Diffs in Python

From Media Design: Networked & Lens-Based wiki
Jump to navigation Jump to search

Typically, diff is used to show the changes between two versions of the same file.

The output of similar file comparison utilities are also called a "diff"

From Wikipedia article on the Diff utility


diffs between strings

I want to detect differences between 2 strings. Detecting both their position and content. There seems to be to ways a of doing it in python, one more rudimentary using != operator and another using difflib

a="Hello dog"
b="Hello god"
for i in range(len(a)):
    if a[i] != b[i]: print i, a[i], b[i]
6 d g
8 g d

This method has the inconvenience of only allowing strings with the same length.


Difflib is a Python module dedicate to comparing sequences.

difflib.SequenceMatcher is a class dedicated to comparing pairs of sequences.

import difflib
a="Hello dog"
b="Hello god"
s = difflib.SequenceMatcher(None, a,b)

for block in s.get_matching_blocks():
    print block
Match(a=0, b=0, size=6)
Match(a=6, b=8, size=1)
Match(a=9, b=9, size=0)


difflib.Differ compares sequences of lines of text, and produces human-readable differences or deltas. The differences are distinguished by having each comparison line begin with:

'- ' 	line unique to sequence 1
'+ '  	line unique to sequence 2
'  ' 	line common to both sequences
'? ' 	line not present in either input sequence
import difflib
a="Hello dog"
b="Hello god"
d = difflib.Differ()
diff=d.compare(a,b)
diff=d.compare(a,b)
for i in diff:
    print i
  H
  e
  l
  l
  o
   
+ g
+ o
  d
- o
- g


get_opcodes() Return list of 5-tuples describing how to turn a into b

import difflib
a="Hello dog"
b="Hello god"
s = difflib.SequenceMatcher(None, a, b)
for tag, i1, i2, j1, j2 in s.get_opcodes():
    print "{tag} a[{i1}:{i2}] ({a_str}) b[{j1}:{j2}] ({b_str})".format(tag=tag, i1=i1, i2=i2, a_str=a[i1:i2], j1=j1, j2=j2, b_str=b[j1:j2])
equal a[0:6] (Hello ) b[0:6] (Hello )
insert a[6:6] () b[6:8] (go)
equal a[6:7] (d) b[8:9] (d)
delete a[7:9] (og) b[9:9] ()


doing things with diffs

reconstruct and mark

I want to use the opcodes to mark the changes that happen to arrive to the most recent.

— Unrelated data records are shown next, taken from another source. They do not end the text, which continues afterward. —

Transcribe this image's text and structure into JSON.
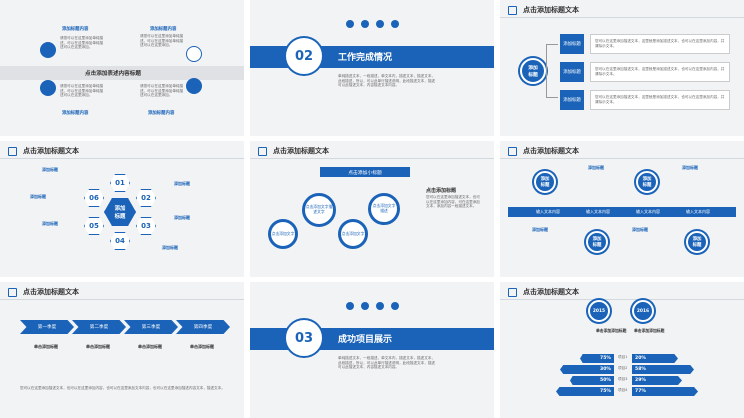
{
  "slides": {
    "s1": {
      "left_head": "添加标题内容",
      "right_head": "添加标题内容",
      "band_title": "点击添加表述内容标题",
      "bottom_left": "添加标题内容",
      "bottom_right": "添加标题内容",
      "desc": "请您可以在这里添加单纯描述，可以在这里添加单纯描述可以在这里添加。"
    },
    "s2": {
      "number": "02",
      "title": "工作完成情况",
      "body": "单纯描述文本，一段描述，单文本内，描述文本，描述文本，此段描述，所以，可以此单行描述说明，此段描述文本，描述可以此描述文本，内容描述文本内容。"
    },
    "s3": {
      "header": "点击添加标题文本",
      "center": "添加\n标题",
      "items": [
        "添加标题",
        "添加标题",
        "添加标题"
      ],
      "desc": "您可以在这里添加描述文本，这里就是添加描述文本，也可以在这里添加内容，并清除示文本。"
    },
    "s4": {
      "header": "点击添加标题文本",
      "center": "添加\n标题",
      "hex_nums": [
        "01",
        "02",
        "03",
        "04",
        "05",
        "06"
      ],
      "left_labels": [
        "添加标题",
        "添加标题",
        "添加标题"
      ],
      "right_labels": [
        "添加标题",
        "添加标题",
        "添加标题"
      ]
    },
    "s5": {
      "header": "点击添加标题文本",
      "band": "点击添加小标题",
      "gears": [
        "点击添加文字",
        "点击添加文字描述文字",
        "点击添加文字",
        "点击添加文字描述"
      ],
      "side_title": "点击添加标题",
      "side_body": "您可以在这里添加描述文本，也可以在这里添加内容，可在这里添加文本，添加内容一段描述文本。"
    },
    "s6": {
      "header": "点击添加标题文本",
      "circles": [
        "添加\n标题",
        "添加\n标题",
        "添加\n标题",
        "添加\n标题"
      ],
      "bar_items": [
        "输入文本内容",
        "输入文本内容",
        "输入文本内容",
        "输入文本内容"
      ],
      "labels": [
        "添加标题",
        "添加标题",
        "添加标题",
        "添加标题"
      ]
    },
    "s7": {
      "header": "点击添加标题文本",
      "stages": [
        "第一季度",
        "第二季度",
        "第三季度",
        "第四季度"
      ],
      "col_titles": [
        "单击添加标题",
        "单击添加标题",
        "单击添加标题",
        "单击添加标题"
      ],
      "footer": "您可以在这里添加描述文本，也可以在这里添加内容，也可以在这里添加文本内容，也可以在这里添加描述内容文本，描述文本。"
    },
    "s8": {
      "number": "03",
      "title": "成功项目展示",
      "body": "单纯描述文本，一段描述，单文本内，描述文本，描述文本，此段描述，所以，可以此单行描述说明，此段描述文本，描述可以此描述文本，内容描述文本内容。"
    },
    "s9": {
      "header": "点击添加标题文本",
      "year_left": "2015",
      "year_right": "2016",
      "col_title_left": "单击添加添加标题",
      "col_title_right": "单击添加添加标题",
      "left_values": [
        "75%",
        "30%",
        "50%",
        "75%"
      ],
      "right_values": [
        "20%",
        "58%",
        "29%",
        "77%"
      ],
      "mid_labels": [
        "项目1",
        "项目2",
        "项目3",
        "项目4"
      ]
    }
  },
  "colors": {
    "accent": "#1a63b8",
    "bg": "#f2f3f5"
  }
}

#!/usr/bin/env python                                                                     
import difflib                                                                            
# reconstruct be, with marks indicating the changes                                       
                                                                                          
a="Hello dog"                                                                             
b="Hello god, finally"                                                                    
s = difflib.SequenceMatcher(None, a, b)                                                   
x=''                                                                                      
                                                                                          
for tag, i1, i2, j1, j2 in s.get_opcodes():                                               
    if tag is "insert":                                                                   
        b_str=b[j1:j2]                                                                    
        x = x + "**"+b_str+"**"                                                           
#        print 'insert','b[{i1}:{i2}]'.format(i1=i1,i2=i2), b_str                         
                                                                                          
    elif tag is "replace":                                                                
        b_str=b[j1:j2]                                                                    
        x = x + "_"+b_str+"_"                                                             
#        print 'replace','b[{i1}:{i2}]'.format(i1=i1,i2=i2), b_str                        
                                                                                          
    elif tag is 'equal':                                                                  
        b_str=b[j1:j2]                                                                    
#        print 'equal','b[{i1}:{i2}]'.format(i1=i1,i2=i2), b_str                          
        x = x + b_str                                                                     
                                                                                          
    elif tag is 'delete':                                                                 
        b_str=b[i1:i2]                                                                    
        if len(b_str)>0: #to avoid empty deleted parts                                    
            x = x + "-"+b_str+"-"                                                         
#            print 'delete','a[{i1}:{i2}]'.format(i1=i1,i2=i2), b_str                     
                                                                                          
                                                                                          
print x
Hello **go**d_, finally_

This tell us that:

  • "go" was inserted
  • ", finally" was replace

Let's begin with "equals" and "inserts", where "equals" get are not pointed out, but inserts are wrapped in "**". If done manually this would result in.

x = b[0:6] + '**'+b[6:8]+'**' + b[8:9]

yet we can loop the opcodes to produce such results. Notice that the opcodes are printed from the beginning to the end of the strings.